During his career, he decorated more than 30 churches and chapels in Quebec, Nova Scotia and the Eastern United States. These included St Ninian's Cathedral in Antigonish (1902-1903), the churches of Saint Romuald in Farnham (1905), Saint-Enfant-Jésus du Mile-End in Montreal (1917-1919), the chapel of the bishopric of Sherbrooke (1922-1932), the baptistery of the Notre-Dame Basilica of Montreal (1927-1928), and the church of the Holy Guardian Angels in Lachine (1930-1931).

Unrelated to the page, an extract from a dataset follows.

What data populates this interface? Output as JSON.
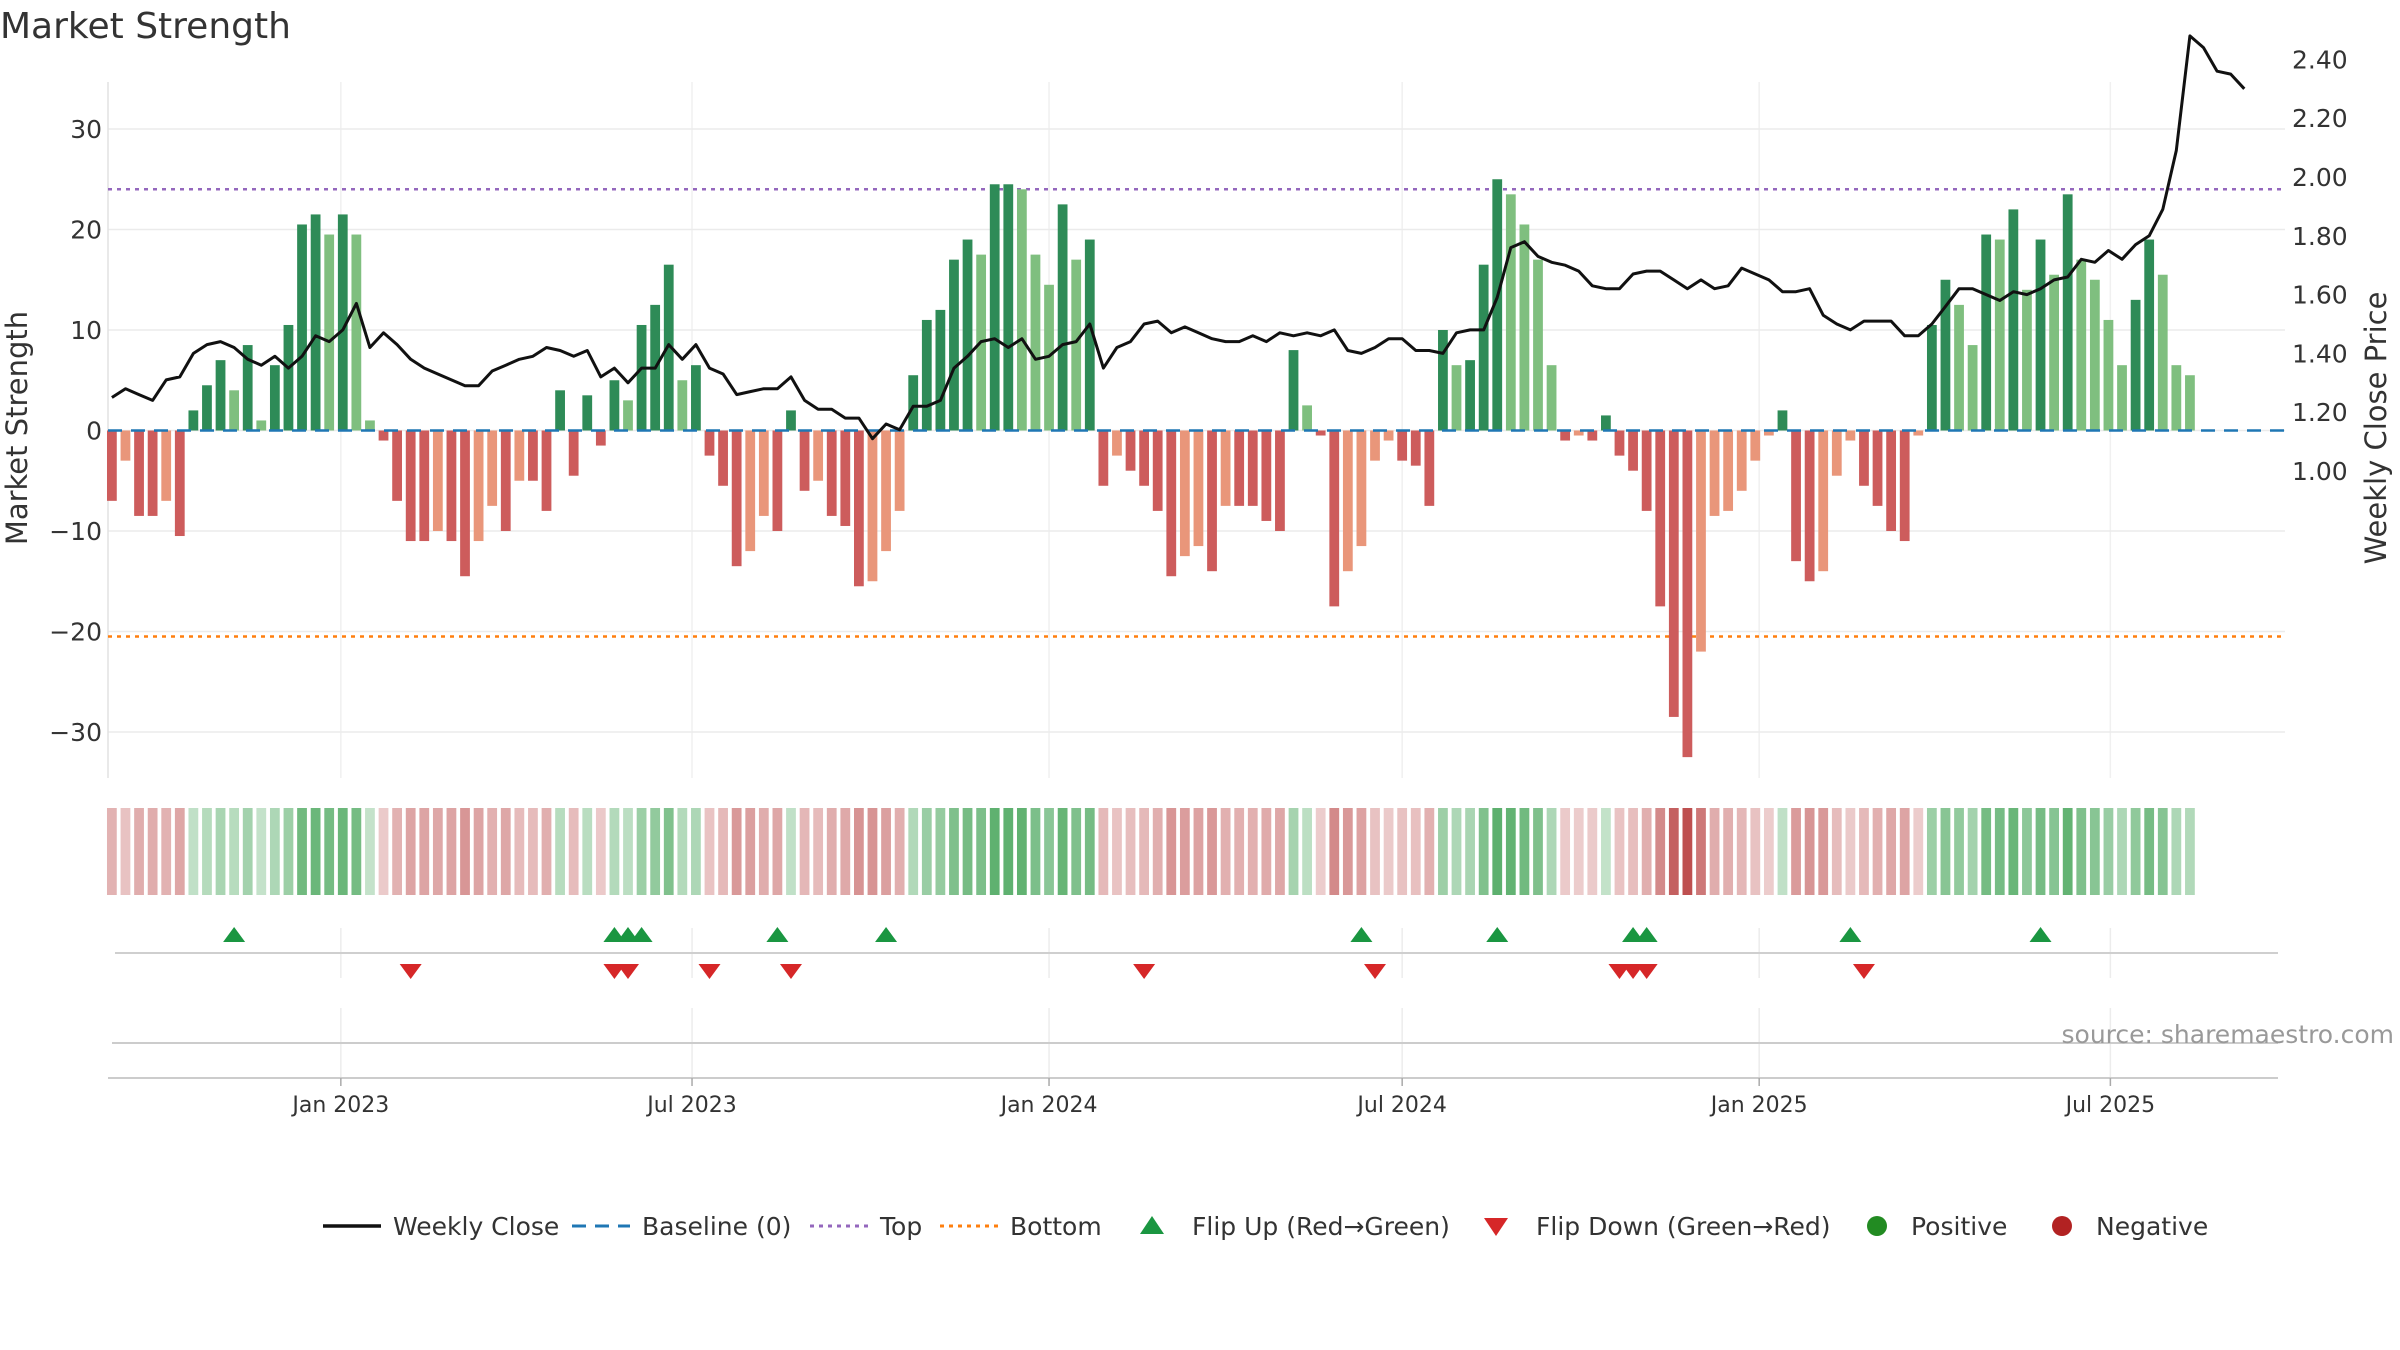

He is best known for his work decorating the Notre-Dame-de-la-Présentation church in Shawinigan South, Quebec, a project which took him thirteen years, until his death. The work was completed by his assistant, Gabrielle Messier. Notre-Dame-de-la-Présentation church was designated a National Historic Site in 2004 and a federal marker reflecting that status was erected at the church in 2005.

==Recognition==
On May 20, 1988, Canada Post issued 'The Young Reader, Ozias Leduc, 1894' in the Masterpieces of Canadian art series. The stamp was designed by Pierre-Yves Pelletier based on a painting The Young Student (1894) by Ozias Leduc in the National Gallery of Canada, Ottawa, Ontario. The painting shows the Ozias Leduc's younger brother, concentrating on a picture book, pencil in hand. The 50¢ stamps are perforated 13 X 13.5 and were printed by British American Bank Note Company.

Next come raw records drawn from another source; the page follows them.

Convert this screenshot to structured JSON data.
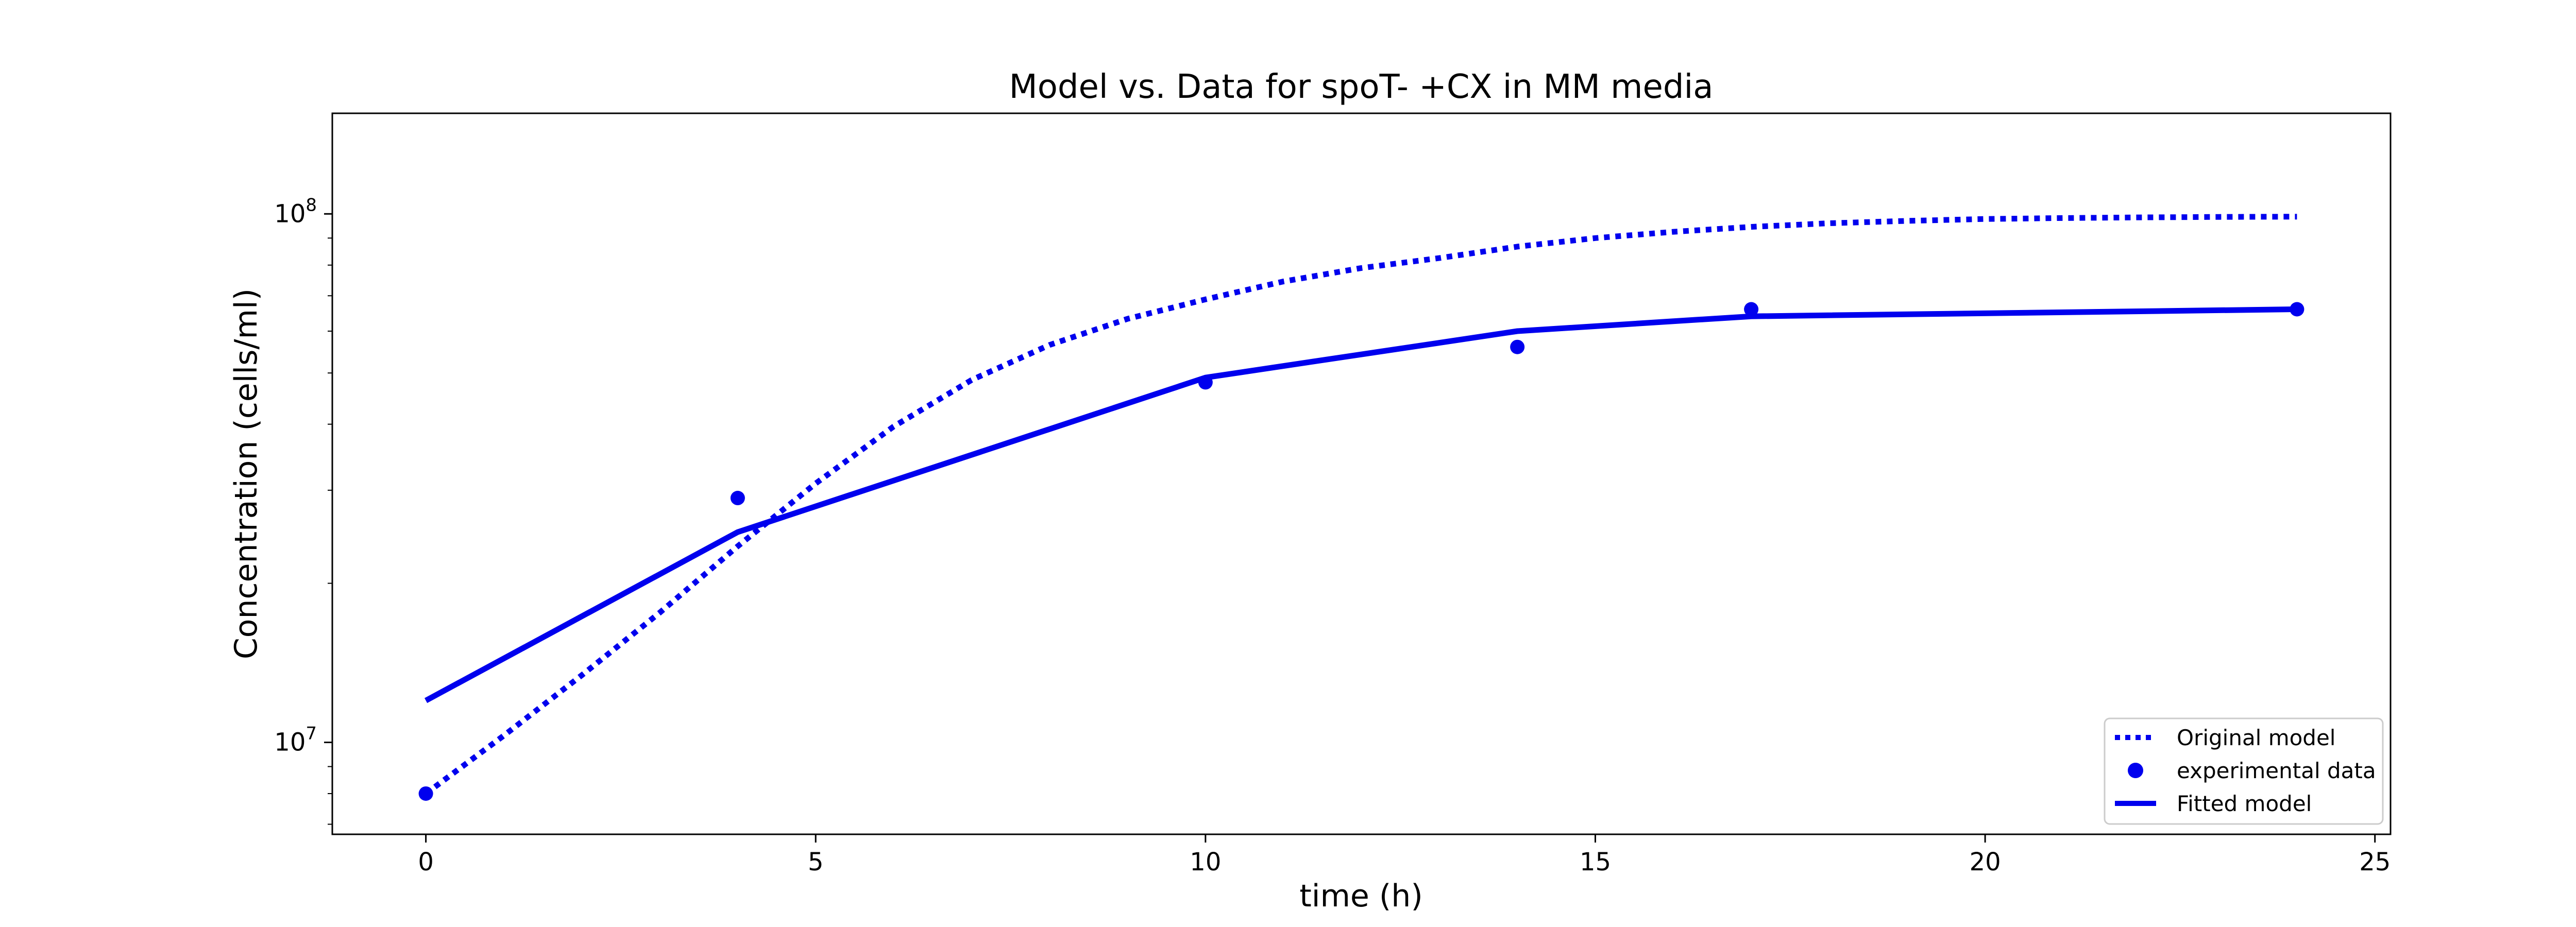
{
  "chart_data": {
    "type": "line",
    "title": "Model vs. Data for spoT- +CX in MM media",
    "xlabel": "time (h)",
    "ylabel": "Concentration (cells/ml)",
    "xlim": [
      -1.2,
      25.2
    ],
    "ylim": [
      6700000,
      155000000
    ],
    "yscale": "log",
    "x_ticks": [
      0,
      5,
      10,
      15,
      20,
      25
    ],
    "x_tick_labels": [
      "0",
      "5",
      "10",
      "15",
      "20",
      "25"
    ],
    "y_ticks": [
      {
        "value": 10000000,
        "base": "10",
        "exp": "7"
      },
      {
        "value": 100000000,
        "base": "10",
        "exp": "8"
      }
    ],
    "grid": false,
    "legend_position": "lower right",
    "color": "#0000ee",
    "series": [
      {
        "name": "Original model",
        "style": "dotted",
        "x": [
          0,
          1,
          2,
          3,
          4,
          5,
          6,
          7,
          8,
          9,
          10,
          11,
          12,
          13,
          14,
          15,
          16,
          17,
          18,
          19,
          20,
          21,
          22,
          23,
          24
        ],
        "y": [
          8000000,
          10300000,
          13400000,
          17600000,
          23500000,
          30900000,
          39600000,
          48500000,
          56500000,
          63300000,
          68900000,
          74500000,
          79000000,
          82500000,
          86700000,
          90000000,
          92500000,
          94500000,
          96000000,
          97000000,
          97800000,
          98200000,
          98500000,
          98700000,
          98800000
        ]
      },
      {
        "name": "experimental data",
        "style": "markers",
        "x": [
          0,
          4,
          10,
          14,
          17,
          24
        ],
        "y": [
          8000000,
          29000000,
          48000000,
          56000000,
          66000000,
          66000000
        ]
      },
      {
        "name": "Fitted model",
        "style": "solid",
        "x": [
          0,
          4,
          10,
          14,
          17,
          24
        ],
        "y": [
          12000000,
          25000000,
          49000000,
          60000000,
          64000000,
          66000000
        ]
      }
    ]
  }
}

Leduc was named a National Historic Person on January 12, 2018. There are streets named after him in Shawinigan-Sud, Drummondville and Rivière-des-Prairies, a park in Lévis and a secondary school in Mont-Saint-Hilaire.

== Record sale prices ==
At the Cowley Abbott Auction of An Important Private Collection of Canadian Art – Part III, December 6, 2023, lot 112, Leduc's Les foins (The Hayfield), 1901, oil on canvas, 24 x 36 ins ( 61 x 91.4 cms ), Auction Estimate: $60,000.00 - $80,000.00 realized a price of $288,000.00.